Love. It’s about appreciation and admiration, about connection on the deepest level. It’s about understanding and closeness almost to the point of unity. Love can bring us to a meeting of minds, to partnership.
The Torah instructs us to love God with all our heart, with all our soul, and with all our might. But how does one come to love God? Maimonides explains that when one stands face to face with creation, with its intricacy and beauty, its exquisitely calibrated functionality, one cannot but fall in love with the Creator behind the creation. One cannot but become imbued with the most total adoration. One cannot but be swept away by an insatiable passion to understand and to search for intimacy with the Force behind it all.

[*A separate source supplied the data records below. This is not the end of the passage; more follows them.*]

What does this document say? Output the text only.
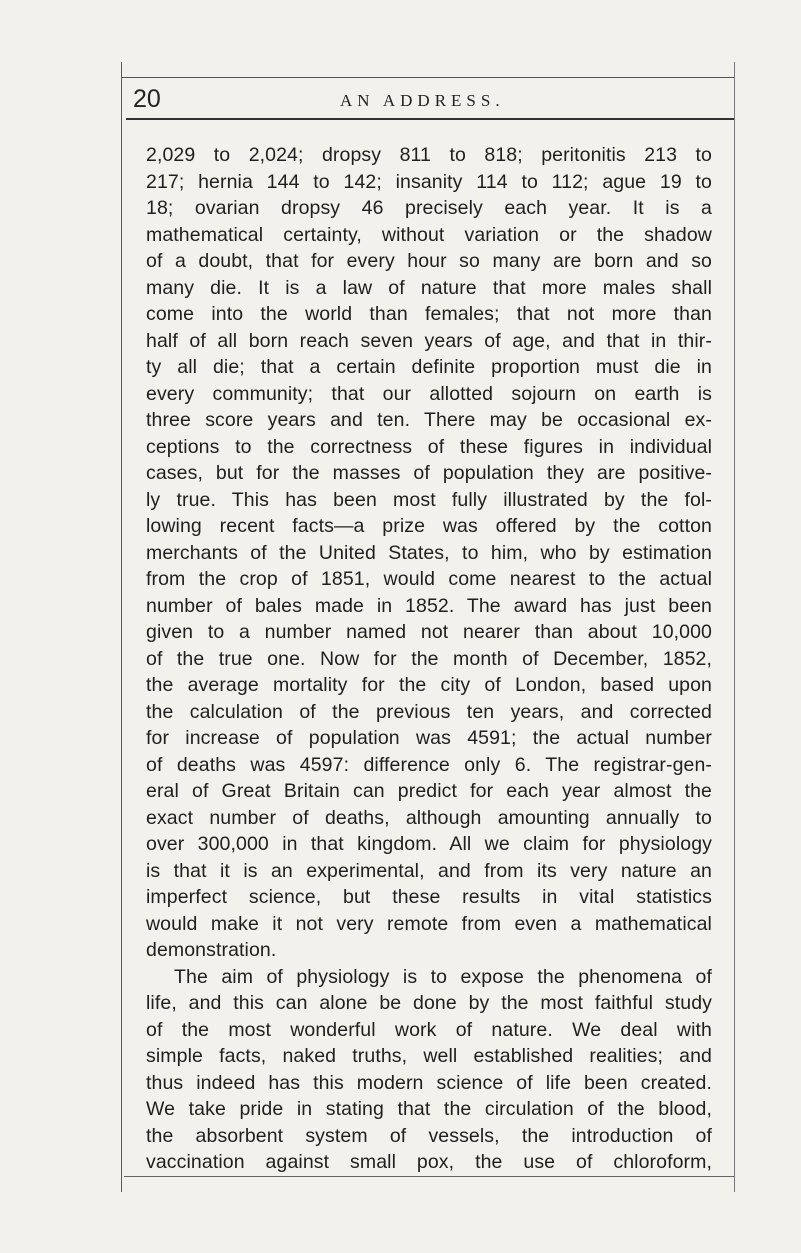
20	AN ADDRESS.
2,029 to 2,024; dropsy 811 to 818; peritonitis 213 to
217; hernia 144 to 142; insanity 114 to 112; ague 19 to
18; ovarian dropsy 46 precisely each year. It is a
mathematical certainty, without variation or the shadow
of a doubt, that for every hour so many are born and so
many die. It is a law of nature that more males shall
come into the world than females; that not more than
half of all born reach seven years of age, and that in thir-
ty all die; that a certain definite proportion must die in
every community; that our allotted sojourn on earth is
three score years and ten. There may be occasional ex-
ceptions to the correctness of these figures in individual
cases, but for the masses of population they are positive-
ly true. This has been most fully illustrated by the fol-
lowing recent facts—a prize was offered by the cotton
merchants of the United States, to him, who by estimation
from the crop of 1851, would come nearest to the actual
number of bales made in 1852. The award has just been
given to a number named not nearer than about 10,000
of the true one. Now for the month of December, 1852,
the average mortality for the city of London, based upon
the calculation of the previous ten years, and corrected
for increase of population was 4591; the actual number
of deaths was 4597: difference only 6. The registrar-gen-
eral of Great Britain can predict for each year almost the
exact number of deaths, although amounting annually to
over 300,000 in that kingdom. All we claim for physiology
is that it is an experimental, and from its very nature an
imperfect science, but these results in vital statistics
would make it not very remote from even a mathematical
demonstration.
The aim of physiology is to expose the phenomena of
life, and this can alone be done by the most faithful study
of the most wonderful work of nature. We deal with
simple facts, naked truths, well established realities; and
thus indeed has this modern science of life been created.
We take pride in stating that the circulation of the blood,
the absorbent system of vessels, the introduction of
vaccination against small pox, the use of chloroform,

But the closer one approaches, writes Maimonides, the greater the realization of the gulf between Creator and created. The more our love brings us to delve into the mysteries of His world, the more the awareness of His utter uniqueness and inapproachability envelops us. And we retreat in shame that we ever thought to consummate our love with One such as He. And then what we experience is otherness and distance.


At the same time that the Torah commands us concerning the love of God, it also commands us to experience this awe of the Ineffable. Both of these psychological states are essential to the properly balanced religious personality, and Maimonides seems to imply that ideally, our fate is to forever oscillate between the consciousness of love on the one hand, and the opposing consciousness of awe on the other.


It may be possible, however, to understand and experience the relationship between love of God and awe of God differently. Our Torah portion, Parshat Titzave, introduces us to the eight vestments of the Kohen Gadol, the High Priest. Strangely, the Torah does not present them together, but rather lists six at the outset of the parsha and delays the instruction concerning the remaining two until later. One of these two, the Tzitz, that gold plate engraved with the words Kodesh laShem, Holy unto God, which is to be fastened upon the forehead of the Cohen Gadol, commands the attention of the author of the Hasidic collection of homilies called Mei haShiloach.


By his very nature and by virtue of his status and calling, explains Mei haShiloach, the High Priest is awash in Awe of the Most High. The Tzitz, on the other hand, represents and engenders Devekut, which means intimacy, nigh near total connection. Devakut is about being so absolutely wrapped up in Him so as to leave almost no room for anything else. It is a matter of consummate love of God to the highest degree possible.
The Tzitz is left for the end, says the Mei haShiloach, to indicate that what we have here is a process. Love follows awe, and supersedes it. The paralysis and distance born of awe must forever be left behind. The experience of an unbridgeable chasm between man and God is not one we are to live with forever. There comes a time in a man’s life when the movement of recoiling from His presence is no longer to be cultivated in our psyche as a complement to love, but rather to be banished from consciousness.


But only at the end of a long process. Awe is a prerequisite. Love and intimacy that do not grow from awe as a plant from a seed are doomed to overstep their boundaries and lead to narcissism in which love of self masquerades as closeness to God. The dangers of such self deception are manifold. But after a lifetime of love counterbalanced by awe, there comes a time when we may allow that awe to be overwhelmed and vanquished by a sense of oneness with the One, of clinging to the Divine. Love shall then blossom to the exclusion of all else. Then we shall see with absolute clarity that our very selves and our deeds derive directly from Heaven, and we shall have no fear.